From the Gripsholm Castle in Mariefred, which he built, Bo Jonsson governed the entire valley of Lake Mälaren, Hälsingland, all of Finland, large parts of Västergötland, Eastern Östergötland, and the Småland coast, including the city of Kalmar. He secured the Finnish fiefs as a reward for having assisted Albert to the throne of Sweden.

He controlled a dozen fortresses, among which were Finnish Åbo Castle, Tavastehus and Viborg, Swedish Kalmar Castle and Nyköping Castle, in addition to ones built under his own direction: Bjärkaholm, Ringstaholm, and his most prized holding, Gripsholm.

As the head of the governing council and through his personal usurpation of large areas of the country, Bo Jonsson indirectly curtailed the concentration of royal power as well as German and Danish influence. However, he also solicited foreign intervention from Denmark and Mecklenburg in order to install the nobility party's puppet kings on the Swedish throne.

==Marriage==
Bo Jonsson married twice during his life. His first marriage took place with the wealthy Margareta Persdotter Porse, who died in 1360 shortly thereafter while undergoing childbirth. Allegedly he allowed the baby Jon to be delivered via Caesarean section, though it died but one day later.
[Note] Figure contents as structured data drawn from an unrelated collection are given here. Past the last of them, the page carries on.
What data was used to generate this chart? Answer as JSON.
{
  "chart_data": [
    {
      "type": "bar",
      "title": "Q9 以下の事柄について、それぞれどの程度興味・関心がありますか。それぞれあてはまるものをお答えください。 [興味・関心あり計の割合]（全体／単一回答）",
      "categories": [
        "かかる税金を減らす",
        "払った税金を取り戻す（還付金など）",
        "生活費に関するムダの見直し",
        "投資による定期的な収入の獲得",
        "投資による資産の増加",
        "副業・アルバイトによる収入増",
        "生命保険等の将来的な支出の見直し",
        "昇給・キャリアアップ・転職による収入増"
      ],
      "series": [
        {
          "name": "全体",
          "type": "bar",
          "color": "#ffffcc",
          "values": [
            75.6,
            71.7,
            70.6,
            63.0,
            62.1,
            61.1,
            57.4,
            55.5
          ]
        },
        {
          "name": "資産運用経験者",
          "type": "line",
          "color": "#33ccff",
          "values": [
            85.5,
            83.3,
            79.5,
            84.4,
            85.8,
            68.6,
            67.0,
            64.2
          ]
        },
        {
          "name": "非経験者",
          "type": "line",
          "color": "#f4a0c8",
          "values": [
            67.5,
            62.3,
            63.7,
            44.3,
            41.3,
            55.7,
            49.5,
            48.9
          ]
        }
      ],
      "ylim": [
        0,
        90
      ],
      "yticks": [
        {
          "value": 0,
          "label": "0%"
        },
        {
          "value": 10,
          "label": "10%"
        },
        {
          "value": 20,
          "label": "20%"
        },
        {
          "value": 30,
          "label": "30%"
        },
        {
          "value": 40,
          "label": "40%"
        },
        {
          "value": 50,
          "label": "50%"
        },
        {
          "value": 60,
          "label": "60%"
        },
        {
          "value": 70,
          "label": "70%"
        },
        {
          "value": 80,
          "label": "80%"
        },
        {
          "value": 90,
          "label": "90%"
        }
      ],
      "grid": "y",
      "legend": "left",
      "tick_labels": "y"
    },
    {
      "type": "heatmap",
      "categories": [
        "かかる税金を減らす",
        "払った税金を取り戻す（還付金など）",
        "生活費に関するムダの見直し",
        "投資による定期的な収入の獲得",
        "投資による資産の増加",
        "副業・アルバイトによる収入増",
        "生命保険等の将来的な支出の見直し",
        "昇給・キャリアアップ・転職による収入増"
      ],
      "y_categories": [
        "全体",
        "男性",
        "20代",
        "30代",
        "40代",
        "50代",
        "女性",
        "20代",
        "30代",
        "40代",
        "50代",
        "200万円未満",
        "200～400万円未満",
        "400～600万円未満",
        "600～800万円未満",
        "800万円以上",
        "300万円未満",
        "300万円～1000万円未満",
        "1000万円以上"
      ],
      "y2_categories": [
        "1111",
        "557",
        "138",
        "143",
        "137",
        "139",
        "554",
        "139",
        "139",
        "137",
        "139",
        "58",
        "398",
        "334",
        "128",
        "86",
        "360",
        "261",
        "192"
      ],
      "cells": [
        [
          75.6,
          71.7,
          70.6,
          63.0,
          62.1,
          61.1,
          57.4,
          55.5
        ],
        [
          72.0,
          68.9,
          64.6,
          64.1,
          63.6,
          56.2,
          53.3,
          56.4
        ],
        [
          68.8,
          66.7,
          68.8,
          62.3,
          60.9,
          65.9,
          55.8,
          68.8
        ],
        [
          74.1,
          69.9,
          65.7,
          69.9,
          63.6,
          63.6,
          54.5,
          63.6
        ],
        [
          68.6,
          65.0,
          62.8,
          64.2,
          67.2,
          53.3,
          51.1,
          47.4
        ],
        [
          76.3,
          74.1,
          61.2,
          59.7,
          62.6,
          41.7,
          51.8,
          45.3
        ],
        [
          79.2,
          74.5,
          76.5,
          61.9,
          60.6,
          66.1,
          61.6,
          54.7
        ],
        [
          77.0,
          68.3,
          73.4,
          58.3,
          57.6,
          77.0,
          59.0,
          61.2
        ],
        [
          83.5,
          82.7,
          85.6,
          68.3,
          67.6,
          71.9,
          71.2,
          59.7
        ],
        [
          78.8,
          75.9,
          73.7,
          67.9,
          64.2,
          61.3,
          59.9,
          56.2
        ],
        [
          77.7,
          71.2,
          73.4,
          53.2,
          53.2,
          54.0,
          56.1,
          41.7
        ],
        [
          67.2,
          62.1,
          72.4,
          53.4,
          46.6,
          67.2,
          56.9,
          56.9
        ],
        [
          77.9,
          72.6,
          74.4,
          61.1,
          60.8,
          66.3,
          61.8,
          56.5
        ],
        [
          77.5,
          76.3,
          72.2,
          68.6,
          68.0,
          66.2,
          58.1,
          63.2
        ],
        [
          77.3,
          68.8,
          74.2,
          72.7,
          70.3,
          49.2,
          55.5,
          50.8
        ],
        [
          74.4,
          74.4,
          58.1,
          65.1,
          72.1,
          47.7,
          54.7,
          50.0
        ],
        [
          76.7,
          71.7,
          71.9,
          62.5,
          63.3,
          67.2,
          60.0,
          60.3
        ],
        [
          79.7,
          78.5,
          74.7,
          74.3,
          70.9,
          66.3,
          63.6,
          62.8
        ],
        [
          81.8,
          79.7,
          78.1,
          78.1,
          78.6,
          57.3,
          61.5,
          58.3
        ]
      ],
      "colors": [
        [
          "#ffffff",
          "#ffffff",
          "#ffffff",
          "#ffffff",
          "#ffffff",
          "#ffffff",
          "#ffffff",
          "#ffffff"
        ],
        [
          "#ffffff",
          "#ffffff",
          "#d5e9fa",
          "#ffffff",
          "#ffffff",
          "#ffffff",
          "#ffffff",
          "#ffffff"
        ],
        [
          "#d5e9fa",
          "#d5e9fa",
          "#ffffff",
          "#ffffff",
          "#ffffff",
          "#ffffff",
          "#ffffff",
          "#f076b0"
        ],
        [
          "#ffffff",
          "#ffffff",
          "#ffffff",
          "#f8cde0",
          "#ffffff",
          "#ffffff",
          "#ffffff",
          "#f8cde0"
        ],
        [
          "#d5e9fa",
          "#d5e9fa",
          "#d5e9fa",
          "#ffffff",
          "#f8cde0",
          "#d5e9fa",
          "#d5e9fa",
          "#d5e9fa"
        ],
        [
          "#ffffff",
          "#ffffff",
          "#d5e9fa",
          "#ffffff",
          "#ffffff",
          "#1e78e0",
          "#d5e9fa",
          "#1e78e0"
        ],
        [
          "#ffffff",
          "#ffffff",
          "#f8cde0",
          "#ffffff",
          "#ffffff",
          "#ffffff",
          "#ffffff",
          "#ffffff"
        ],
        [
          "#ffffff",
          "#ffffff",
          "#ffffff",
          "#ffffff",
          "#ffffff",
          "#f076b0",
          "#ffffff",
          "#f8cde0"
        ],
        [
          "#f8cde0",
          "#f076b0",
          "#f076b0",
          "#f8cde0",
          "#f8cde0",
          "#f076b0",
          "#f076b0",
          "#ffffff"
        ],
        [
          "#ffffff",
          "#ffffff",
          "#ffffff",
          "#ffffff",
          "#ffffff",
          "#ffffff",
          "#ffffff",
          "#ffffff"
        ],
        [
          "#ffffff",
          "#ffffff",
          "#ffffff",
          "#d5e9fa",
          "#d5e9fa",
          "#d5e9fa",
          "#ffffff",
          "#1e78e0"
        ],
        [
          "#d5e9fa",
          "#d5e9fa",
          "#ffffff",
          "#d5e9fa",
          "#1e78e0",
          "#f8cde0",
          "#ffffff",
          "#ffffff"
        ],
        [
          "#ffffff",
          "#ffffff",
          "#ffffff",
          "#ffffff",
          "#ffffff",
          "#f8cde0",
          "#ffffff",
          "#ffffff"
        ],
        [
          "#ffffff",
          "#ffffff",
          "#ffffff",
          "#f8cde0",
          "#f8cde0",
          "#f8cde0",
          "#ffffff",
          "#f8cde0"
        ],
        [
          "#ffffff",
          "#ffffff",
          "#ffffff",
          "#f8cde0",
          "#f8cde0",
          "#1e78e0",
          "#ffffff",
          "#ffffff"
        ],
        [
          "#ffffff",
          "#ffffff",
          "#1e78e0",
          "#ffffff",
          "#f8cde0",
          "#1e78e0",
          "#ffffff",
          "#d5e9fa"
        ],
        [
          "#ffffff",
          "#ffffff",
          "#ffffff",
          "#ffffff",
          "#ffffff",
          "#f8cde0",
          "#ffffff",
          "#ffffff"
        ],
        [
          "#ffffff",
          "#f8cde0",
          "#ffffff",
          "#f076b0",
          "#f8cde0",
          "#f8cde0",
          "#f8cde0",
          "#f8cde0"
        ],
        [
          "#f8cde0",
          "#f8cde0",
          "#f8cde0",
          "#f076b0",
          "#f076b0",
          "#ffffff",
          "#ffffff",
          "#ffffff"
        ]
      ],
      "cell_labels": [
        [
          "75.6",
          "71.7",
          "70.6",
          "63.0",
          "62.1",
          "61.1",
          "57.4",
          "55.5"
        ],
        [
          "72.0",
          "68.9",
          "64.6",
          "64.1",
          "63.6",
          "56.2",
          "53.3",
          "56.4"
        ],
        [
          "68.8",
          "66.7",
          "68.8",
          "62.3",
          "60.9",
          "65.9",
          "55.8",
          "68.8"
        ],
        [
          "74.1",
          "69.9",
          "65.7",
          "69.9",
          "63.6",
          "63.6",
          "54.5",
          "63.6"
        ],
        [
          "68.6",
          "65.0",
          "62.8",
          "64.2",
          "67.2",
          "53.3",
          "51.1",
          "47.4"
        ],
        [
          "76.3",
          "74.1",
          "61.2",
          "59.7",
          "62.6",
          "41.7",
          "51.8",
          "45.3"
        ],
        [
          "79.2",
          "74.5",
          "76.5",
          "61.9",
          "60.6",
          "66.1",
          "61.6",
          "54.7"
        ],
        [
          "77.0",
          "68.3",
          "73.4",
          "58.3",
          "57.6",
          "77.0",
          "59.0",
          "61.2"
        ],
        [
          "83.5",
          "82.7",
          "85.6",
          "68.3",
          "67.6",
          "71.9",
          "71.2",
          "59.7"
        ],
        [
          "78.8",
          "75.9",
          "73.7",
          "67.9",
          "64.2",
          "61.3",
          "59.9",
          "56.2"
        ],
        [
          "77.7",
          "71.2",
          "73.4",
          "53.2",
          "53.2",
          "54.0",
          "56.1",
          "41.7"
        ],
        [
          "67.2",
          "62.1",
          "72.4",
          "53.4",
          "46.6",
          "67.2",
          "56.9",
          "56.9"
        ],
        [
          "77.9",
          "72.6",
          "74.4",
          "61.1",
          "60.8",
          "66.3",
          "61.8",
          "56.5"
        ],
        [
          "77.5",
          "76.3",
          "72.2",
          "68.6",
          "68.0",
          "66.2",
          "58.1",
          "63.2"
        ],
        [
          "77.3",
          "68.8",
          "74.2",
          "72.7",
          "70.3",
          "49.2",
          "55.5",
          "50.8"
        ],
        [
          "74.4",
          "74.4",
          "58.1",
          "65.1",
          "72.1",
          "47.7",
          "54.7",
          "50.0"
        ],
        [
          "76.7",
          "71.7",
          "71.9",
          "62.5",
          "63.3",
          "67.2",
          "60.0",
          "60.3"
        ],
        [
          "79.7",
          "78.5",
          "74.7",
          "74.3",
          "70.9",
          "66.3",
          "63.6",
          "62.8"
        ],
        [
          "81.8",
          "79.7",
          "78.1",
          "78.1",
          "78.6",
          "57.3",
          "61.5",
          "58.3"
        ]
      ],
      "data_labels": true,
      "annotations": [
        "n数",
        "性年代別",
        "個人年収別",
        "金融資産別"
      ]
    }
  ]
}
His second wife was the German born Margareta Dume, who had many admirers. One of her many suitors was Karl Nilsson, a nobleman from Södermanland. Karl Nilsson was stabbed in front of the high altar at the church of the Greyfriars (Franciscans), nowadays known as Riddarholmskyrkan, in Stockholm, Sweden. Contemporary sources held Bo Jonsson to be guilty, acting in a jealous rage, but he maintained his innocence in witnessed testimonies, swearing his presence to have been elsewhere. Due to his powerful position, he was never charged. Nine days later, the estate formerly belonging to Karl Nilsson fell into the hands of Jonsson.

==Death==
Bo Jonsson died 20 August 1386 and donated in his will a substantial part of his wealth to monasteries and churches in Sweden. In particular he gave aid to the monastery in Vadstena, operated by the Bridgittine Order and dedicated to Saint Birgitta whom Bo Jonsson had dedicated a big part of his life to get canonized. To ensure that the rest of his possessions would not fall into the hands of king Albert of Sweden whom he did not hold in very high regard he appointed a council of lords who would govern them in his name. The struggle between the king and this council concerning the huge estates he left behind would eventually lead to the Kalmar Union.

==Progeny==
Bo Jonsson's first wife Margareta Persdotter Porse, who died at childbirth in 1360, bore him a son Jon Bosson, who died the same day. With his second wife Greta Lambrektsdotter (Dume), he had at least two children, history tells about his son Knut Bosson (Grip) who was once castellan of Åbo Castle, and daughter Margareta Bosdotter who married Detler Bylow. The second marriage possibly produced other daughters too, but they are unnamed in historical sources.

He was influential in the expansion of the medieval Finnish economy and his descendants were created barons in 1561 (see Grip av Vinäs).